A few days ago I wrote an article and posted code to parse email address lists from an unstructured array into a structured array. You can read it here.
There is also the possibility of parsing an email address list from an "unstructured" string. Here's how to handle that.
Here's what the original string could look like:
$str = 'john.doe@domainone.com,';
$str .= 'johan.doer@domaintwo.com,';
$str .= 'Johann Sebastian Bach <johann.bach@composer.com>,';
$str .= '<w.a.mozart@rockingpiano.com> Wolfgang Amadeus Mozart,';
$str .= 'Ludwig van Beethoven <ludwig@vanbeethoven.com>,';
$str .= 'I. P. Knightly';
Note the fourth item incorrectly has the email address before the name and the last item contains no email address. The fourth item would normally crash any email parser since most of those explode on the < character.

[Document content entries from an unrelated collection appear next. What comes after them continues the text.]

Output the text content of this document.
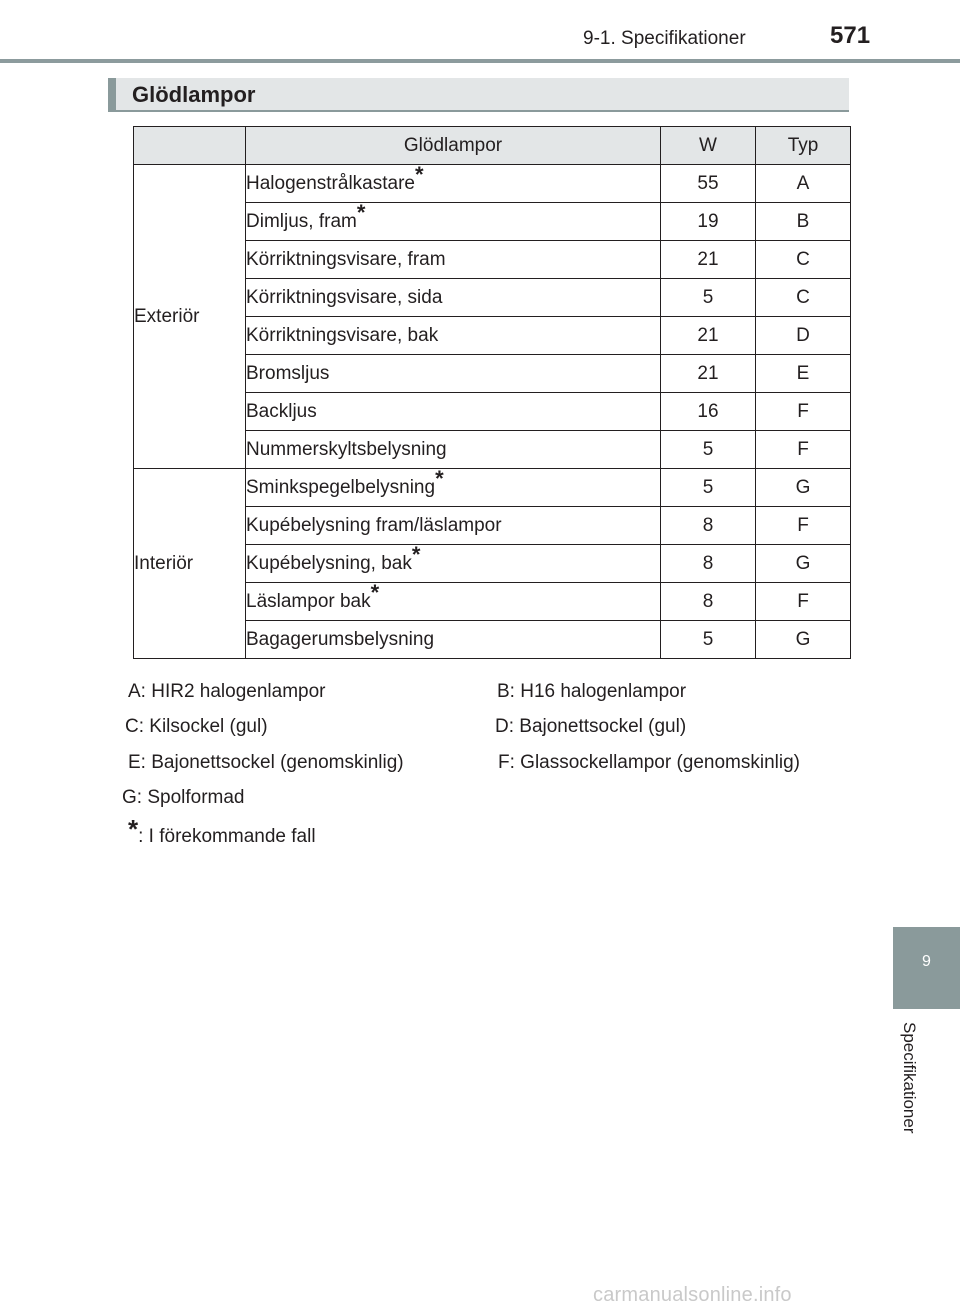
9-1. Specifikationer	571
Glödlampor
	Glödlampor	W	Typ
Exteriör	Halogenstrålkastare*	55	A
	Dimljus, fram*	19	B
	Körriktningsvisare, fram	21	C
	Körriktningsvisare, sida	5	C
	Körriktningsvisare, bak	21	D
	Bromsljus	21	E
	Backljus	16	F
	Nummerskyltsbelysning	5	F
Interiör	Sminkspegelbelysning*	5	G
	Kupébelysning fram/läslampor	8	F
	Kupébelysning, bak*	8	G
	Läslampor bak*	8	F
	Bagagerumsbelysning	5	G
A: HIR2 halogenlampor	B: H16 halogenlampor
C: Kilsockel (gul)	D: Bajonettsockel (gul)
E: Bajonettsockel (genomskinlig)	F: Glassockellampor (genomskinlig)
G: Spolformad
*: I förekommande fall
9
Specifikationer
carmanualsonline.info
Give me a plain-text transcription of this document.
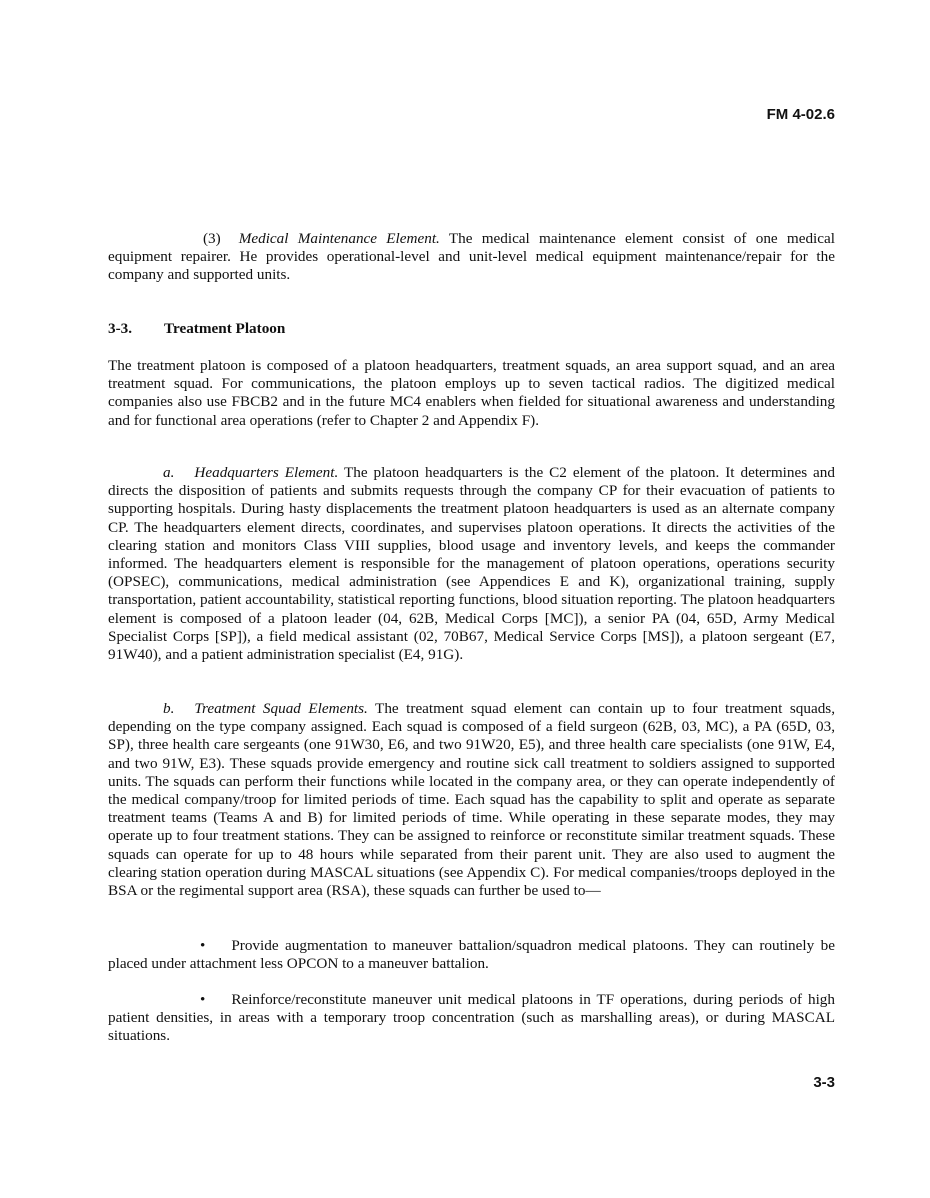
FM 4-02.6
(3) Medical Maintenance Element. The medical maintenance element consist of one medical equipment repairer. He provides operational-level and unit-level medical equipment maintenance/repair for the company and supported units.
3-3. Treatment Platoon
The treatment platoon is composed of a platoon headquarters, treatment squads, an area support squad, and an area treatment squad. For communications, the platoon employs up to seven tactical radios. The digitized medical companies also use FBCB2 and in the future MC4 enablers when fielded for situational awareness and understanding and for functional area operations (refer to Chapter 2 and Appendix F).
a. Headquarters Element. The platoon headquarters is the C2 element of the platoon. It determines and directs the disposition of patients and submits requests through the company CP for their evacuation of patients to supporting hospitals. During hasty displacements the treatment platoon headquarters is used as an alternate company CP. The headquarters element directs, coordinates, and supervises platoon operations. It directs the activities of the clearing station and monitors Class VIII supplies, blood usage and inventory levels, and keeps the commander informed. The headquarters element is responsible for the management of platoon operations, operations security (OPSEC), communications, medical administration (see Appendices E and K), organizational training, supply transportation, patient accountability, statistical reporting functions, blood situation reporting. The platoon headquarters element is composed of a platoon leader (04, 62B, Medical Corps [MC]), a senior PA (04, 65D, Army Medical Specialist Corps [SP]), a field medical assistant (02, 70B67, Medical Service Corps [MS]), a platoon sergeant (E7, 91W40), and a patient administration specialist (E4, 91G).
b. Treatment Squad Elements. The treatment squad element can contain up to four treatment squads, depending on the type company assigned. Each squad is composed of a field surgeon (62B, 03, MC), a PA (65D, 03, SP), three health care sergeants (one 91W30, E6, and two 91W20, E5), and three health care specialists (one 91W, E4, and two 91W, E3). These squads provide emergency and routine sick call treatment to soldiers assigned to supported units. The squads can perform their functions while located in the company area, or they can operate independently of the medical company/troop for limited periods of time. Each squad has the capability to split and operate as separate treatment teams (Teams A and B) for limited periods of time. While operating in these separate modes, they may operate up to four treatment stations. They can be assigned to reinforce or reconstitute similar treatment squads. These squads can operate for up to 48 hours while separated from their parent unit. They are also used to augment the clearing station operation during MASCAL situations (see Appendix C). For medical companies/troops deployed in the BSA or the regimental support area (RSA), these squads can further be used to—
• Provide augmentation to maneuver battalion/squadron medical platoons. They can routinely be placed under attachment less OPCON to a maneuver battalion.
• Reinforce/reconstitute maneuver unit medical platoons in TF operations, during periods of high patient densities, in areas with a temporary troop concentration (such as marshalling areas), or during MASCAL situations.
3-3
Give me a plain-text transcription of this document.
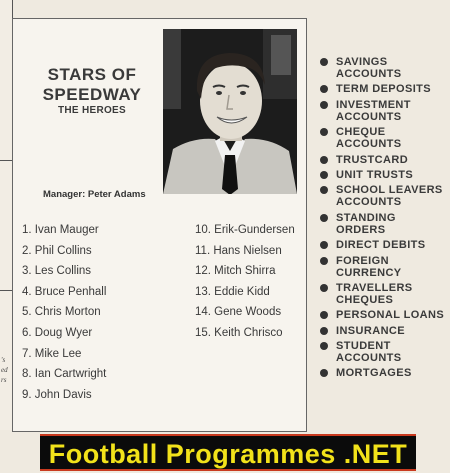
's
ed
rs
STARS OF
SPEEDWAY
THE HEROES
Manager: Peter Adams
1. Ivan Mauger
2. Phil Collins
3. Les Collins
4. Bruce Penhall
5. Chris Morton
6. Doug Wyer
7. Mike Lee
8. Ian Cartwright
9. John Davis
10. Erik-Gundersen
11. Hans Nielsen
12. Mitch Shirra
13. Eddie Kidd
14. Gene Woods
15. Keith Chrisco
SAVINGS ACCOUNTS
TERM DEPOSITS
INVESTMENT ACCOUNTS
CHEQUE ACCOUNTS
TRUSTCARD
UNIT TRUSTS
SCHOOL LEAVERS ACCOUNTS
STANDING ORDERS
DIRECT DEBITS
FOREIGN CURRENCY
TRAVELLERS CHEQUES
PERSONAL LOANS
INSURANCE
STUDENT ACCOUNTS
MORTGAGES
Football Programmes .NET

We are going to handle this in two passes, the first is to remove any items without email addresses and properly structure each line into name followed by email address.
Here's the code for that first pass:
/**
* by Andy Prevost
* accepts string containing email addresses (separated by comma) in almost any format
can be single address or multiple with or without correct spacing, quote marks
returns a string with items that contain no email address removed, and name/email
address in correct order and with email address tokenized
* @var string
* @return string
*/
function cleanEmailListStr($str) {
if (!is_string($str)) { return $str; }
$nstr = '';
$tarr = explode(',',$str);
foreach ($tarr as $key => $val) {
$val = trim($val);
preg_match('/[A-Za-z0-9._%+-]+@[A-Za-z0-9.-]+\.[A-Za-z]{2,4}/', $val, $bk);
if (filter_var($bk[0], FILTER_VALIDATE_EMAIL)) {
$email = trim($bk[0]);
$name = trim(str_replace([$email,'<','>'],'',$val));
if ($name != '') { $name .= ' '; }
$nstr .= $name . '<' . $email . '>' . ',';
} else {
continue;
}
}
return rtrim($nstr,',');
}
Generates:
<john.doe@domainone.com>,<johan.doer@domaintwo.com>,Johann Sebastian Bach <johann.bach@composer.com>,Wolfgang Amadeus Mozart <w.a.mozart@rockingpiano.com>,Ludwig van Beethoven <ludwig@vanbeethoven.com>
We now have a cleaned up string. Where only an email address was given, it is now structured with the proper tokens. Where both email address and name were given, they are now structured properly with name first, and email address (tokenized).
Next step is to get those into an array. I've rethought the entire array structure. Rather than try to create an array that matches a pre-defined PHP function, I am going to structure this so that the array key is the email address and the name is the value. It's easier to search for a unique array key than search on a name that could be empty or in almost any format/structure. That code looks like:
/**
* by Andy Prevost
* accepts string containing email addresses in almost any format
can be single address or multiple with or without correct spacing, quote marks
returns a structured array with email => name
* @var array
* @return string
*/
function emailStr2Array($str) {
if (!is_string($str)) { return $str; }
$rez = [];
if (preg_match_all('/\s*"?([^><,"]+)"?\s*((?:<[^><,]+>)?)\s*/', $str, $matches, PREG_SET_ORDER) > 0) {
foreach($matches as $m) {
preg_match('/[A-Za-z0-9._%+-]+@[A-Za-z0-9.-]+\.[A-Za-z]{2,4}/', $m[0], $bk);
if (filter_var($bk[0], FILTER_VALIDATE_EMAIL)) { //must contain an email address
if (!empty($m[2])) {
$rez[trim($m[2], '<>')] = $m[1];
} else {
$rez[$m[1]] = '';
}
}
}
}
return $rez;
}
That code will generate:
$emails (array) (
[john.doe@domainone.com] =>
[johan.doer@domaintwo.com] =>
[johann.bach@composer.com] => Johann Sebastian Bach
[w.a.mozart@rockingpiano.com] => Wolfgang Amadeus Mozart
[ludwig@vanbeethoven.com] => Ludwig van Beethoven
)
Note, I will be re-writing the original code, by the way, so that the result is an array that is structured as this one is.
PS. If you are wondering how I make an array dump look like this: I use Notepad++ and Netbeans IDE to write my code. Notepad++ to author, Netbeans IDE to clean up and debug. In Notepad++ I have a snippet that I use to dump arrays. That code snippet looks like:
/* ***** */
ob_start();print_r($emails);$out = ob_get_contents();ob_end_clean();
$out = str_replace("Array",'$emails (array)',$out);$out = str_replace("\n("," (\n",$out);
$out = str_replace('<','<',$out);$out = str_replace('>','>',$out);
echo __LINE__ . "<pre>\n";print_r($out);echo "</pre>\n";
/* ***** */
Enjoy!
Andy